Calme renard se déroule dans la forêt, au cœur de la cordillère patagonienne. Dès le départ, le texte met en scène notre rapport aux êtres vivants à travers ce trio : humain, animal, arbre. Le hêtre blanc (appelé aussi « hêtre de la Terre de feu ») trône ainsi sur la scène comme un dieu mort, plus grand que les deux autres personnages. Ses racines arrachées évoquent en quelque sorte le deuil de la nature. Les réactions du Renard (gestes, cris, pleurs, déplacements) qui ponctuent le texte créent une forme de dialogue infra-linguistique, où le corps parle presque autant que la voix. 

Glissant habilement entre des registres variés, le « Chasseur » alterne banalités, élans poétiques, considérations métaphysiques, fragments de chansons du répertoire folklorique sud-américain (Simón Díaz) ou du répertoire rock mondial (Rolling Stones), confessions et souvenirs, créant une partition dont la finalité reste trouble tout le long du texte. Le fait est que, dès le début, nous comprenons que le chasseur n'en est pas vraiment un, puisqu'il dit lui-même n'avoir jamais chassé auparavant. « Chasseur » le caractérise donc seulement par l'action qu'il vient de commettre pour la première fois. On devient chasseur en chassant. Sans que cela devienne pour autant quelque chose qui reste « collé à la peau » pour toujours ? C'est ce que le texte semble suggérer : on peut être chasseur un jour et chassé le lendemain, passer d'homme à renard, d'une façon plus complexe que nos sociétés occidentales semblent penser les identités figées.
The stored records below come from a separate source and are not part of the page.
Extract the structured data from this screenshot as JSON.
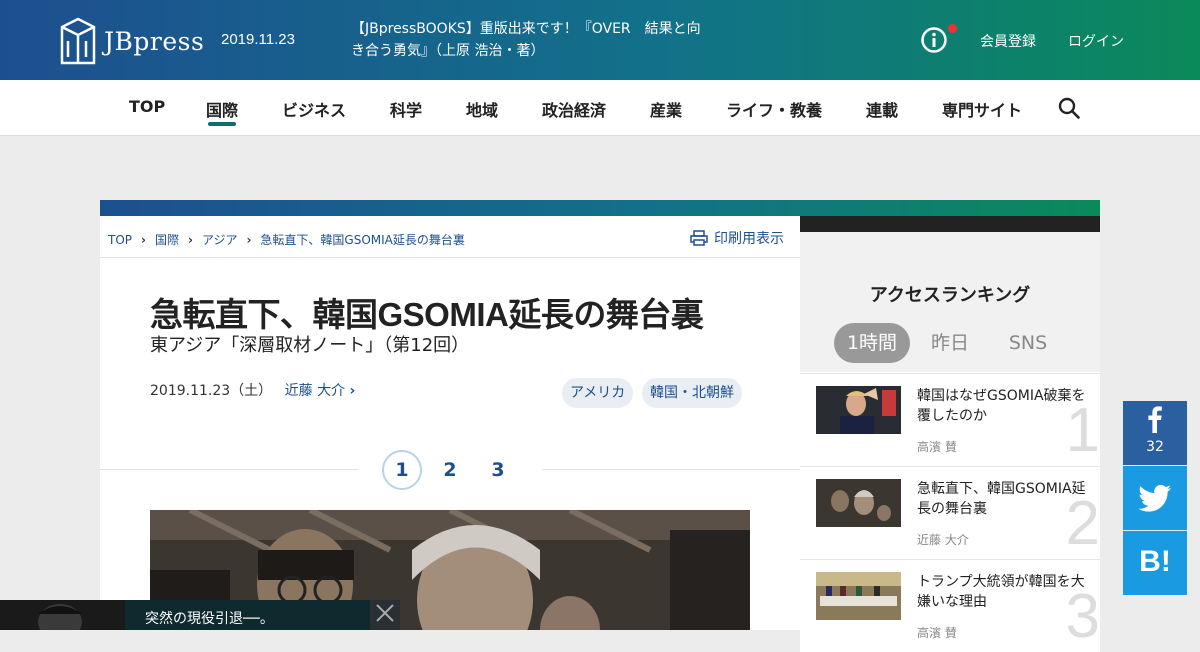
{
  "header": {
    "logo_text": "JBpress",
    "date": "2019.11.23",
    "notice": "【JBpressBOOKS】重版出来です！『OVER　結果と向き合う勇気』（上原 浩治・著）",
    "register": "会員登録",
    "login": "ログイン"
  },
  "nav": {
    "items": [
      "TOP",
      "国際",
      "ビジネス",
      "科学",
      "地域",
      "政治経済",
      "産業",
      "ライフ・教養",
      "連載",
      "専門サイト"
    ]
  },
  "breadcrumb": [
    "TOP",
    "国際",
    "アジア",
    "急転直下、韓国GSOMIA延長の舞台裏"
  ],
  "print_label": "印刷用表示",
  "article": {
    "title": "急転直下、韓国GSOMIA延長の舞台裏",
    "subtitle": "東アジア「深層取材ノート」（第12回）",
    "date": "2019.11.23（土）",
    "author": "近藤 大介",
    "tags": [
      "アメリカ",
      "韓国・北朝鮮"
    ],
    "pages": [
      "1",
      "2",
      "3"
    ]
  },
  "ranking": {
    "title": "アクセスランキング",
    "tabs": [
      "1時間",
      "昨日",
      "SNS"
    ],
    "items": [
      {
        "rank": "1",
        "title": "韓国はなぜGSOMIA破棄を覆したのか",
        "author": "高濱 賛"
      },
      {
        "rank": "2",
        "title": "急転直下、韓国GSOMIA延長の舞台裏",
        "author": "近藤 大介"
      },
      {
        "rank": "3",
        "title": "トランプ大統領が韓国を大嫌いな理由",
        "author": "高濱 賛"
      }
    ]
  },
  "share": {
    "facebook_count": "32",
    "hatena_label": "B!"
  },
  "toast": {
    "text": "突然の現役引退──。"
  },
  "colors": {
    "brand_blue": "#1d4f8f",
    "brand_green": "#0a8a5a",
    "nav_accent": "#0d6e6e",
    "notification_dot": "#e33333",
    "facebook": "#2a5fa0",
    "twitter": "#1a9ae0"
  }
}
De fait, l'homme possède un fusil mais aussi une guitare, deux instruments symbolisant notre rapport possible à l'autre, à la douleur ou à la violence. Tout le long du texte, il est question de rythme et de musique. Le chant semble une manière fragile de transcender notre pulsion de violence et de mort, mais ce processus cathartique se révèle le plus souvent impuissant. À regarder les choses en face, la violence humaine est partout (dans En paix, ce constat est d'autant plus fort). L'art ne suffit absolument pas. Mais il crée malgré tout une ligne de faille, d'interstice, à l'intérieur de cette violence, où la singularité est possible, où un geste peut être fait en direction de l'autre. De façon plus large, la question du passage, de la transmission, est l'une des questions fondamentales qui traversent le texte. Qu'est-ce qui passe entre les êtres ? Entre enfants et adultes, professeurs et élèves, animaux et humains, morts et vivants ? « Comment un fils mort peut nous apprendre à être père ? » demande le Chasseur. Si l'on comprend peu à peu que la parole du « Chasseur » et la raison de sa présence au milieu de la forêt ont principalement trait à ce deuil (celui de son fils Alan), le processus de guérison n'est pas clair pour autant. La pièce se développe de pensée en pensée, par bifurcations, auprès d'un animal mourant. Son dénouement est de fait très saisissant : l'homme achève le renard d'un coup de couteau puis le vide de ses entrailles et se recouvre du corps de l'animal comme d'une seconde peau, un second être, un totem venant l'habiter de l'intérieur, atteignant ainsi, à travers un processus de violence rituelle (qui me fait penser aux Maîtres fous de Jean Rouch), une symbiose, inquiétante et belle, avec les êtres du monde.